THE DIARY OF ANAIS NIN: VOLUME FIVE 1947-1955 contains beautiful writing. Anais (pronounced "anna - EESE" ["EESE" as in "lease"]) has a very unique writing style, a result of her Spanish and French background, her fondest for extremes, and frequent disregard for correct grammar and punctuation. The downside to her beautiful prose is that often it is hard to follow what she is talking about. Though I am a huge fan of Anais Nin, I always struggle with her writing, particularly these "expurgated" diaries; because they were so heavily edited they seem very choppy at times. Anais also was not in the habit of sticking to one topic per paragraph. And it is common for one paragraph to be completely unrelated to the previous. I often become so bewildered that I have to put the book down. (It also doesn't help that I was only two when Anais died in 1977, meaning I am often completely unfamiliar with the topics she discusses.)I now use her diaries as meditations, and am content to read a passage or even paragraph at a time. It no longer bothers me that I often get lost. One paragraph, or even one sentence, often contains enough beauty to make it unimportant that I have no idea what she's talking about (many things I have understood have not been nearly as beautiful).

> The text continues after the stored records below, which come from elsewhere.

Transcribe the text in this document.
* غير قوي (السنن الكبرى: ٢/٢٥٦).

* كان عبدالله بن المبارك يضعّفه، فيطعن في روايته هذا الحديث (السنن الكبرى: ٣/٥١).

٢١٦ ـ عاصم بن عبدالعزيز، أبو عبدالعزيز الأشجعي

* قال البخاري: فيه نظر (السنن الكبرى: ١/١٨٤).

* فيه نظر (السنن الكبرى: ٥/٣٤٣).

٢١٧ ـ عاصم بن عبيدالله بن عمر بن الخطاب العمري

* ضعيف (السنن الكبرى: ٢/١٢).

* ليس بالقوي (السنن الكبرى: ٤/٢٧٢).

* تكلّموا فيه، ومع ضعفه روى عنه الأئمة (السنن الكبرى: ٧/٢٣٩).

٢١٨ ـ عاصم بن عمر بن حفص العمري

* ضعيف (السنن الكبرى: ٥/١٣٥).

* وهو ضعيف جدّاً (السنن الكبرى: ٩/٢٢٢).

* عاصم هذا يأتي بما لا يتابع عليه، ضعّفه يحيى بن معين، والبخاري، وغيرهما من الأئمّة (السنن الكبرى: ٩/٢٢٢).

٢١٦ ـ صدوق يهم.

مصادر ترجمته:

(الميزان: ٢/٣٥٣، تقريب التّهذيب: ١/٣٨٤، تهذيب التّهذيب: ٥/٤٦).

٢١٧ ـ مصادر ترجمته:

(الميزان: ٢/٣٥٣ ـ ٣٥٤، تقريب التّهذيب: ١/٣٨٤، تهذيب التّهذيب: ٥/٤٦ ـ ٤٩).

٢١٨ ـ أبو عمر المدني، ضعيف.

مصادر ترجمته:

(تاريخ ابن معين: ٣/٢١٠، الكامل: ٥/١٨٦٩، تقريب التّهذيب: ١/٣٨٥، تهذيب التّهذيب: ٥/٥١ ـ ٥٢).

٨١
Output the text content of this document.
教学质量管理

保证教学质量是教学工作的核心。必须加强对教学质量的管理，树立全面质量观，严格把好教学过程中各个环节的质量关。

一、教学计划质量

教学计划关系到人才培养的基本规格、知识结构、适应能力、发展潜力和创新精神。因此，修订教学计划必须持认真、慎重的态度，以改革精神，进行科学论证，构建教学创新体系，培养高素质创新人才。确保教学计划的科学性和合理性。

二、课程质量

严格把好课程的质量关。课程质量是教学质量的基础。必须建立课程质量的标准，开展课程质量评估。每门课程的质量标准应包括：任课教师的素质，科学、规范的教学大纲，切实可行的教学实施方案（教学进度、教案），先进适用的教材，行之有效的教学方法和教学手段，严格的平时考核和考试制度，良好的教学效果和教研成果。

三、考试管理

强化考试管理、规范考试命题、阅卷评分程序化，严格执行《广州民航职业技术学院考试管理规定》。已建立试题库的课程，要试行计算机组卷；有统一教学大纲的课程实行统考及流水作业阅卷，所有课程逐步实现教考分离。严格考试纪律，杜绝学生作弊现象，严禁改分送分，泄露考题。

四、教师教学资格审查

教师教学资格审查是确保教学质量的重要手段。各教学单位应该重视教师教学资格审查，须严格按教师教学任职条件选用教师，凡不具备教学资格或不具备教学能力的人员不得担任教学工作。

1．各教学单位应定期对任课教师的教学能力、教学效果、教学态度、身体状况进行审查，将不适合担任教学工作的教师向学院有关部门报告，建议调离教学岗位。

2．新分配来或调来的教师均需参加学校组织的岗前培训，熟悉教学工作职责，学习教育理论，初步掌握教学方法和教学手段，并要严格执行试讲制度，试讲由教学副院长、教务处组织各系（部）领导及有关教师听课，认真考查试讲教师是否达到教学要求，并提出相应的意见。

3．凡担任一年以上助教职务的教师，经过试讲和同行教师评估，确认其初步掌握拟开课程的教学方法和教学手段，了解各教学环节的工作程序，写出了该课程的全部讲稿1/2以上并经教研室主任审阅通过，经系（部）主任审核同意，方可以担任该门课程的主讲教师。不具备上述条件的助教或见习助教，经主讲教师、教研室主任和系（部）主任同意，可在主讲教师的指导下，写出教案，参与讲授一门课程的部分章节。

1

She just had an awesome command of language! My favorite passage in Volume Five is on the very first page where she describes her time in Acapulco. It's stunning poetry! I've never seen anyone else write like this. I would certainly agree that previous knowledge of Anais's life is helpful in appreciating her diaries and all other works. I am currently reading ANAIS NIN: A BIOGRAPHY by Deirdre Bair. Ms. Bair's book has been incredibly helpful in understanding Nin's work. I recommend Bair's biography of Nin in addition to THE DAIRY OF ANAIS NIN: VOLUME FIVE 1947-1955.